Exploring Hudi Clustering for Storage Optimization

As data lakes scale, the small files problem and poor data organization can drastically affect performance and cost. Apache Hudi addresses this challenge through clustering, a storage optimization feature that reorganizes data files for improved query performance and reduced metadata overhead.

This blog explores how Hudi’s clustering works, when to use it, and how to configure it effectively to improve the performance, manageability, and efficiency of your data lake storage.
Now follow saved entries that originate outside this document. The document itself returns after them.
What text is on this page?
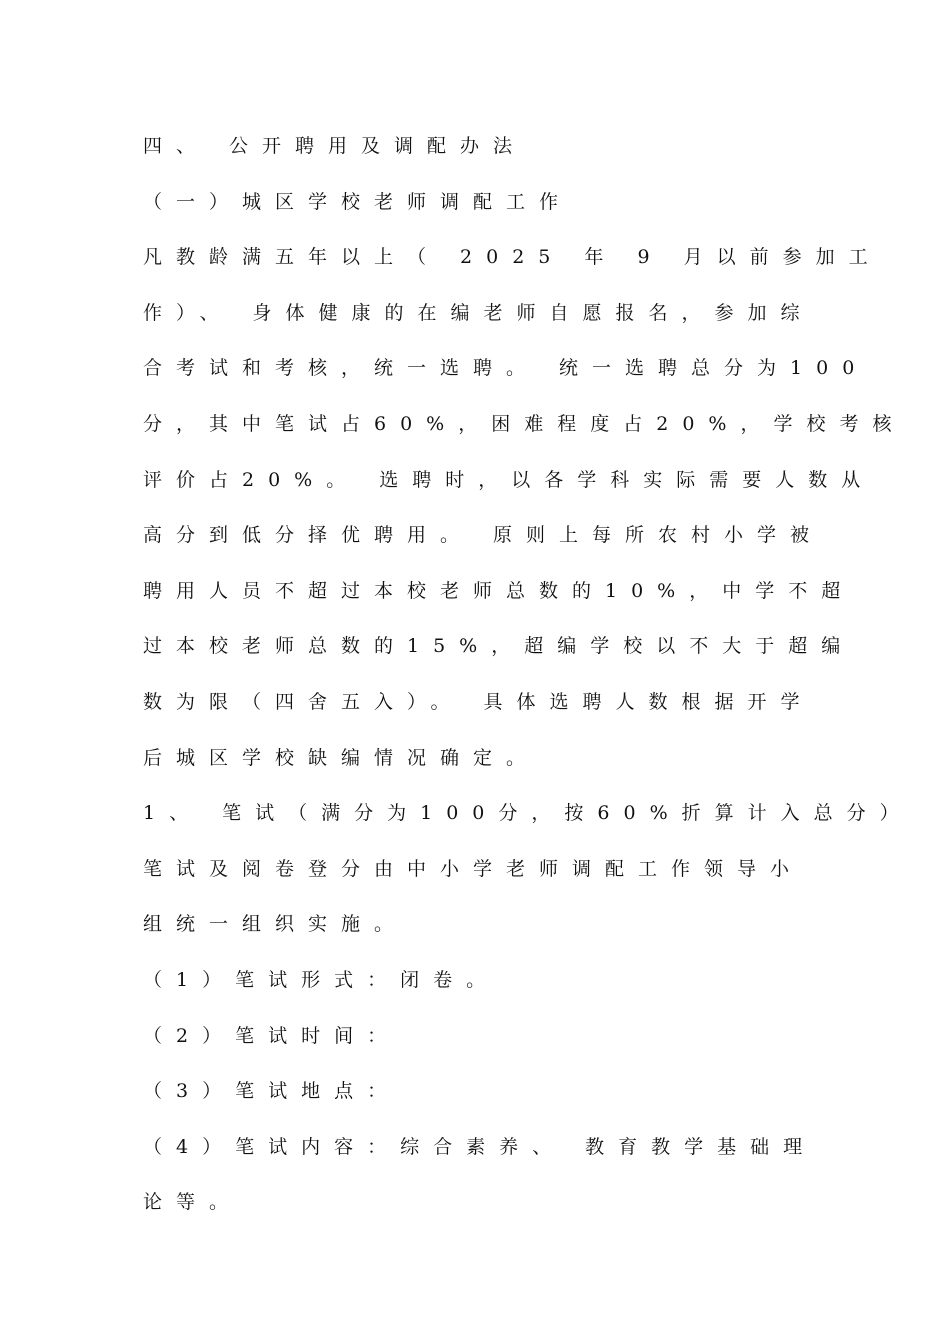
四、 公开聘用及调配办法
（一）城区学校老师调配工作
凡教龄满五年以上（ 2025 年 9 月以前参加工
作）、 身体健康的在编老师自愿报名，参加综
合考试和考核，统一选聘。 统一选聘总分为100
分，其中笔试占60%，困难程度占20%，学校考核
评价占20%。 选聘时，以各学科实际需要人数从
高分到低分择优聘用。 原则上每所农村小学被
聘用人员不超过本校老师总数的10%，中学不超
过本校老师总数的15%，超编学校以不大于超编
数为限（四舍五入）。 具体选聘人数根据开学
后城区学校缺编情况确定。
1、 笔试（满分为100分，按60%折算计入总分）
笔试及阅卷登分由中小学老师调配工作领导小
组统一组织实施。
（1）笔试形式：闭卷。
（2）笔试时间：
（3）笔试地点：
（4）笔试内容：综合素养、 教育教学基础理
论等。
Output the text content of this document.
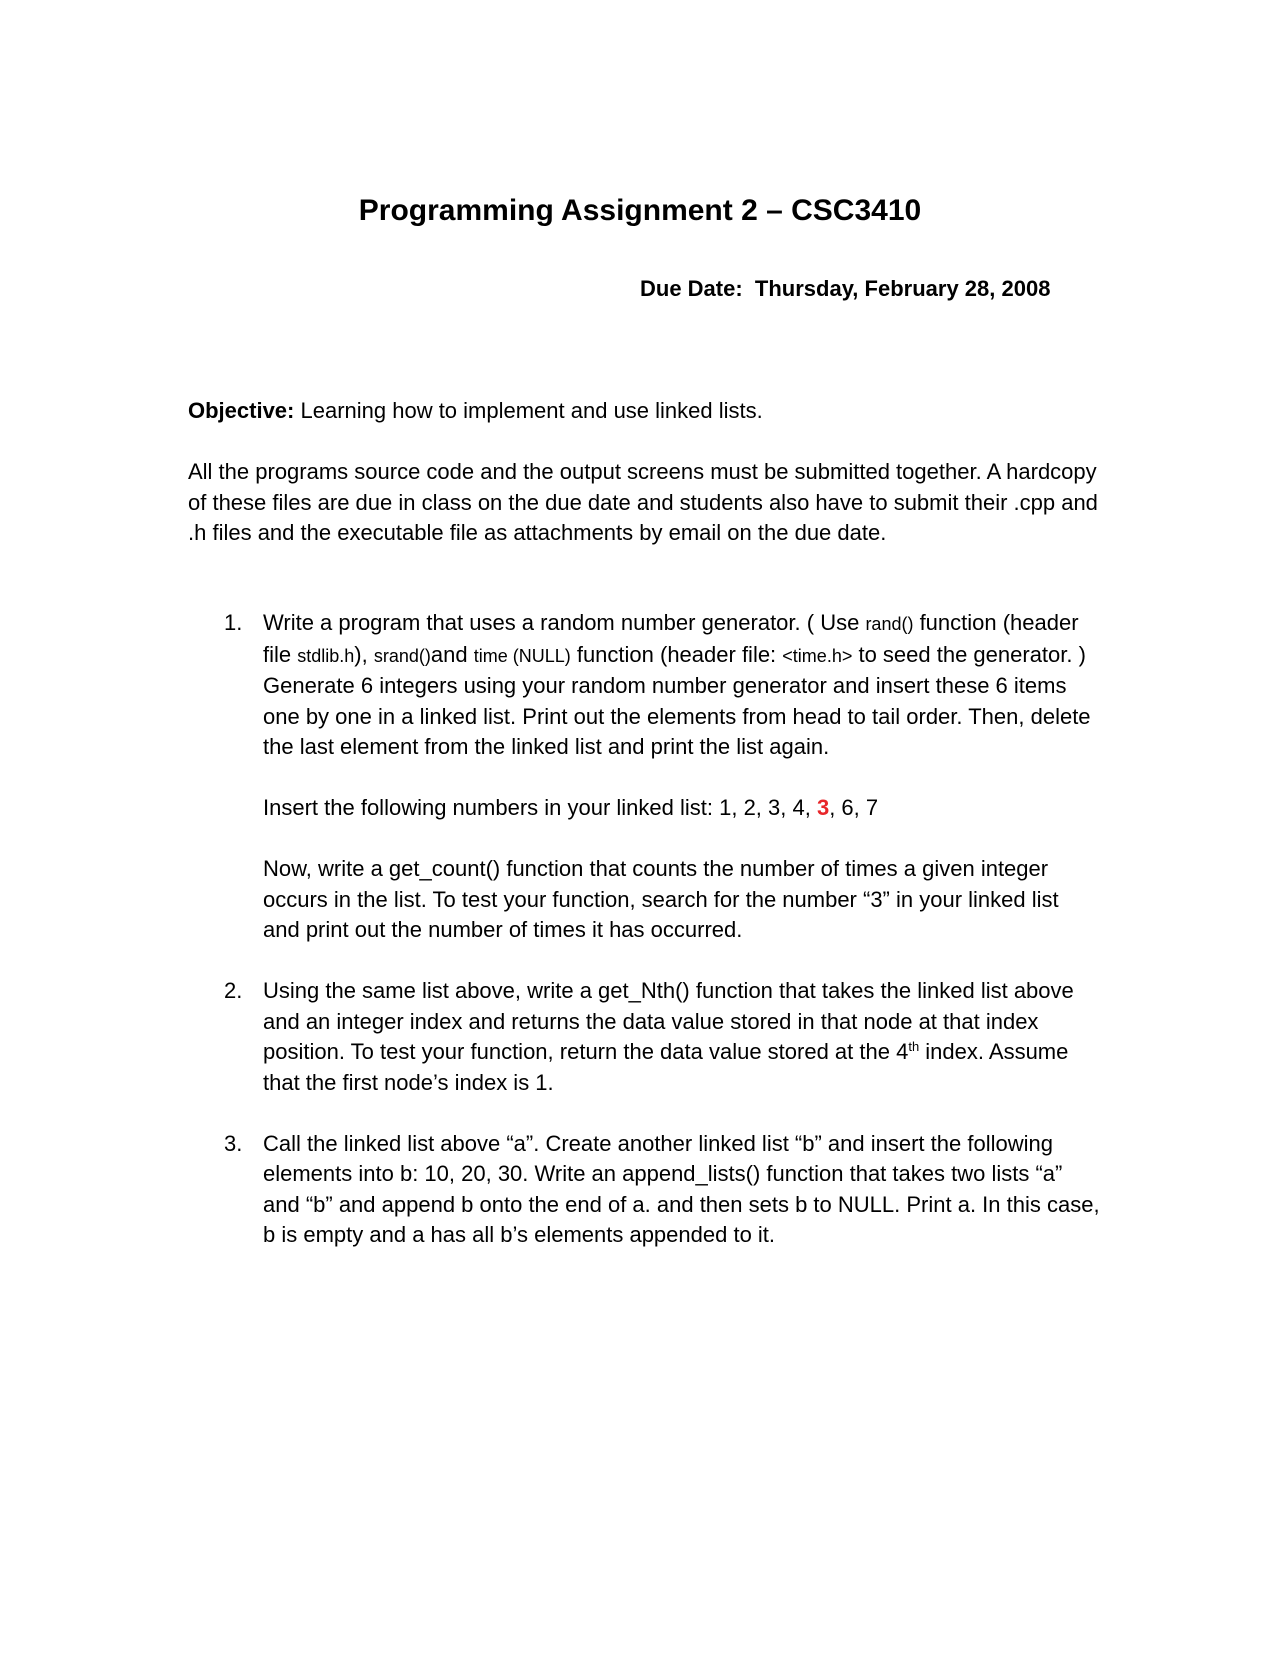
Programming Assignment 2 – CSC3410
Due Date: Thursday, February 28, 2008

Objective: Learning how to implement and use linked lists.

All the programs source code and the output screens must be submitted together. A hardcopy of these files are due in class on the due date and students also have to submit their .cpp and .h files and the executable file as attachments by email on the due date.

1. Write a program that uses a random number generator. ( Use rand() function (header file stdlib.h), srand()and time (NULL) function (header file: <time.h> to seed the generator. ) Generate 6 integers using your random number generator and insert these 6 items one by one in a linked list. Print out the elements from head to tail order. Then, delete the last element from the linked list and print the list again.

Insert the following numbers in your linked list: 1, 2, 3, 4, 3, 6, 7

Now, write a get_count() function that counts the number of times a given integer occurs in the list. To test your function, search for the number “3” in your linked list and print out the number of times it has occurred.

2. Using the same list above, write a get_Nth() function that takes the linked list above and an integer index and returns the data value stored in that node at that index position. To test your function, return the data value stored at the 4th index. Assume that the first node’s index is 1.

3. Call the linked list above “a”. Create another linked list “b” and insert the following elements into b: 10, 20, 30. Write an append_lists() function that takes two lists “a” and “b” and append b onto the end of a. and then sets b to NULL. Print a. In this case, b is empty and a has all b’s elements appended to it.
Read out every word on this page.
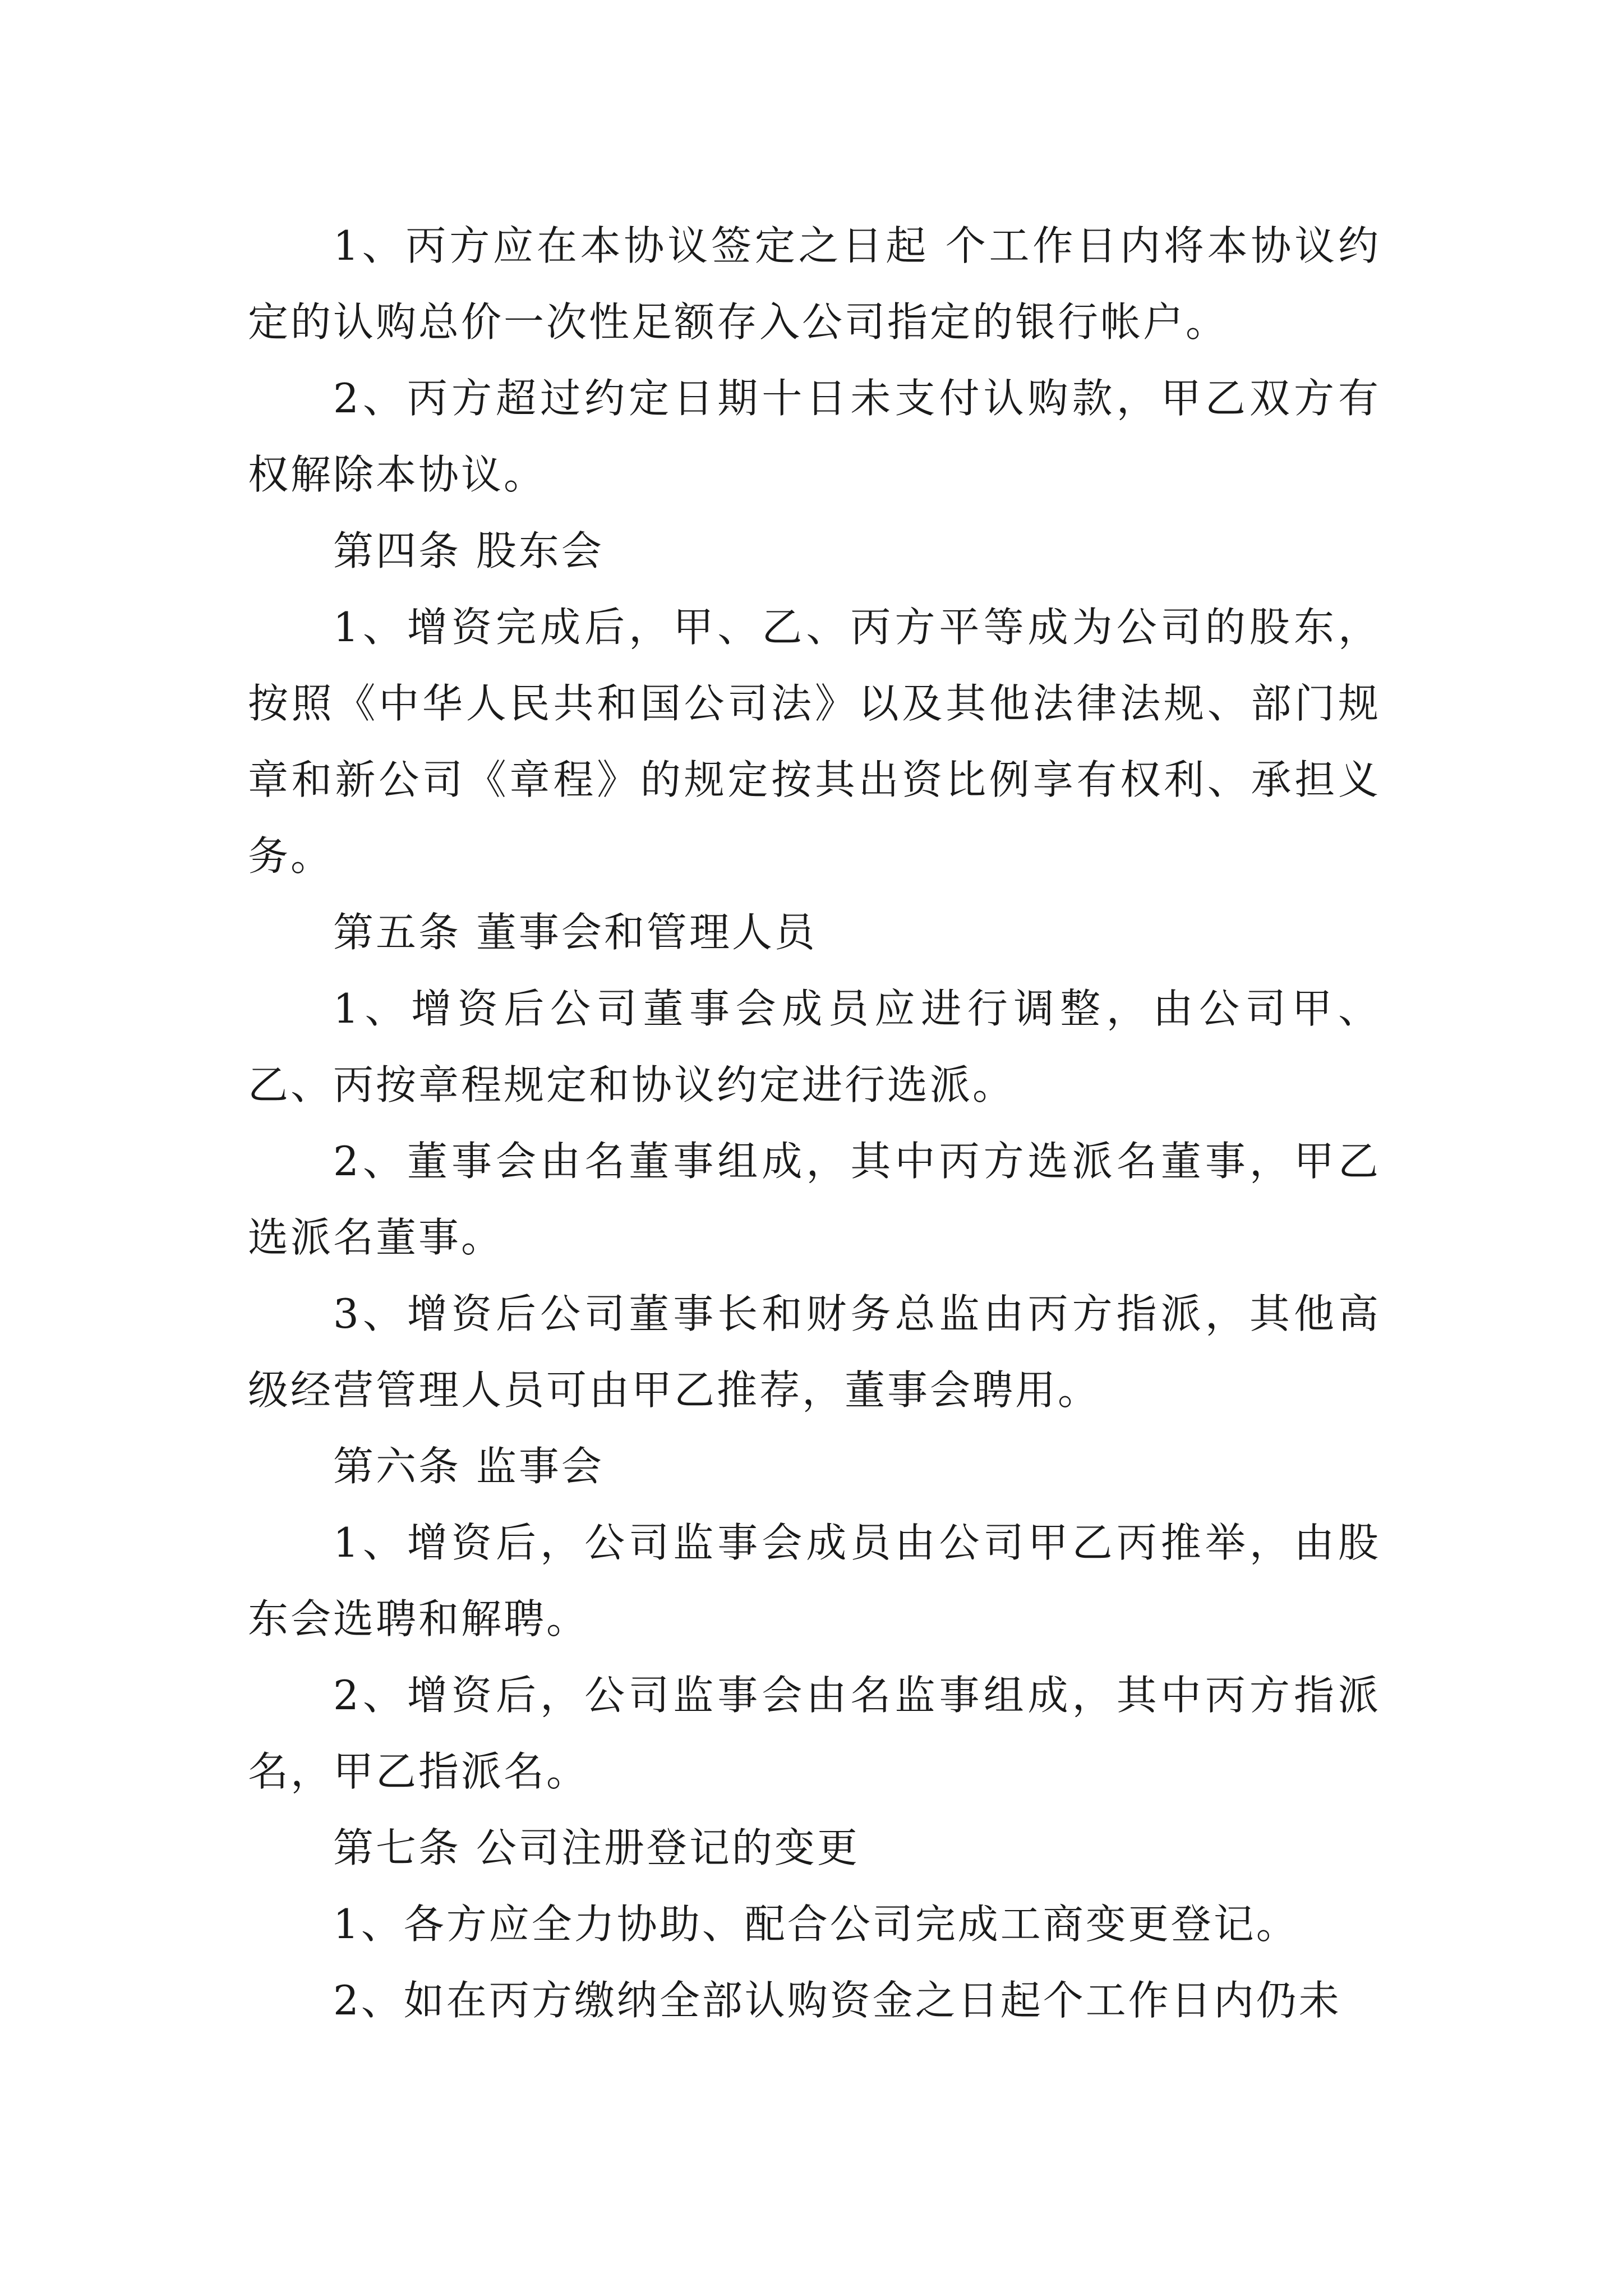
1、丙方应在本协议签定之日起 个工作日内将本协议约定的认购总价一次性足额存入公司指定的银行帐户。

2、丙方超过约定日期十日未支付认购款，甲乙双方有权解除本协议。

第四条 股东会

1、增资完成后，甲、乙、丙方平等成为公司的股东，按照《中华人民共和国公司法》以及其他法律法规、部门规章和新公司《章程》的规定按其出资比例享有权利、承担义务。

第五条 董事会和管理人员

1、增资后公司董事会成员应进行调整，由公司甲、乙、丙按章程规定和协议约定进行选派。

2、董事会由名董事组成，其中丙方选派名董事，甲乙选派名董事。

3、增资后公司董事长和财务总监由丙方指派，其他高级经营管理人员可由甲乙推荐，董事会聘用。

第六条 监事会

1、增资后，公司监事会成员由公司甲乙丙推举，由股东会选聘和解聘。

2、增资后，公司监事会由名监事组成，其中丙方指派名，甲乙指派名。

第七条 公司注册登记的变更

1、各方应全力协助、配合公司完成工商变更登记。

2、如在丙方缴纳全部认购资金之日起个工作日内仍未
What is Clustering in Apache Hudi?

Clustering in Hudi is a process that reorganizes data files based on defined criteria such as sort order or file size. It helps:

Combine small files into larger ones
Organize files for better query performance
Optimize partition layout without rewriting full tables

Unlike compaction (which rewrites delta logs into base files in Merge-on-Read), clustering is available for both COW and MOR tables and targets file organization.

Why Use Clustering?

Benefits of clustering:

Improves query scan performance by reducing file count and enabling sorted access
Reduces metadata size and S3/DFS list cost
Maintains query performance in long-running ingestion pipelines
Avoids the overhead of table rewrite or re-partitioning

Common triggers:

After many incremental upserts or writes
Following ingestion bursts creating many small files
Periodic table optimization for analytics

How Clustering Works

Clustering works in two stages:

Scheduling clustering plans
Marks partitions that need reorganization
Executing clustering plans
Launches Spark jobs to rewrite data into new files based on sort and size strategies

It is non-blocking and can be run asynchronously alongside ingestion jobs.

Configuring Clustering in Hudi

To enable clustering:

hoodie.clustering.inline=true
hoodie.clustering.inline.max.commits=4
hoodie.clustering.plan.strategy.class=org.apache.hudi.client.clustering.plan.strategy.SparkSizeBasedClusteringPlanStrategy
hoodie.clustering.execution.strategy.class=org.apache.hudi.client.clustering.run.strategy.SparkSortAndSizeExecutionStrategy
hoodie.clustering.target.file.max.bytes=134217728  # 128MB
hoodie.clustering.sort.columns=event_ts

Inline clustering runs automatically after N commits (configured by inline.max.commits).

To schedule clustering manually:

spark-submit hudi-cli.jar --command "clustering schedule --base-path s3://bucket/path"

To execute scheduled clustering:

spark-submit hudi-cli.jar --command "clustering run --base-path s3://bucket/path"

Clustering Strategies

Size-based Clustering
Combines small files into optimal-size chunks
Sort and Size Clustering
Sorts records by column(s) before rewriting (e.g., by event_ts)
Custom Clustering
You can implement your own strategy by extending Hudi’s clustering interfaces

Monitoring Clustering Jobs

Use the Hudi CLI to check clustering plans and status:

hoodie-cli
> connect --path s3://your-table
> clustering show schedule
> clustering show run

In logs, look for:

Number of small files compacted
Partitions clustered
Duration and size improvements

Query Performance Improvements

Clustering improves:

Athena and Presto scan performance
Hive and Spark pushdowns
Column pruning and partition filtering

Especially beneficial for:

Append-heavy workloads (logs, events)
Partitioned tables with high ingestion frequency
Long-running datasets in COW mode

Best Practices

Use inline clustering for continuous optimization in streaming jobs
For batch pipelines, use scheduled clustering during off-peak hours
Choose sort columns aligned with query filters (e.g., event_ts, region)
Monitor table size and plan clustering after every X commits or Y GB written
Use compaction for MOR, clustering for COW/MOR file layout optimization

Conclusion

Hudi’s clustering feature provides an elegant way to keep your data lake organized, performant, and storage-efficient without full rewrites. By applying clustering strategies based on size and sort order, you can tame the small files problem, accelerate queries, and simplify storage management — all critical in maintaining production-grade data lakes at scale.

Whether you’re running on-premise HDFS or S3-based lakehouses, clustering is a must-have for long-term Hudi optimization.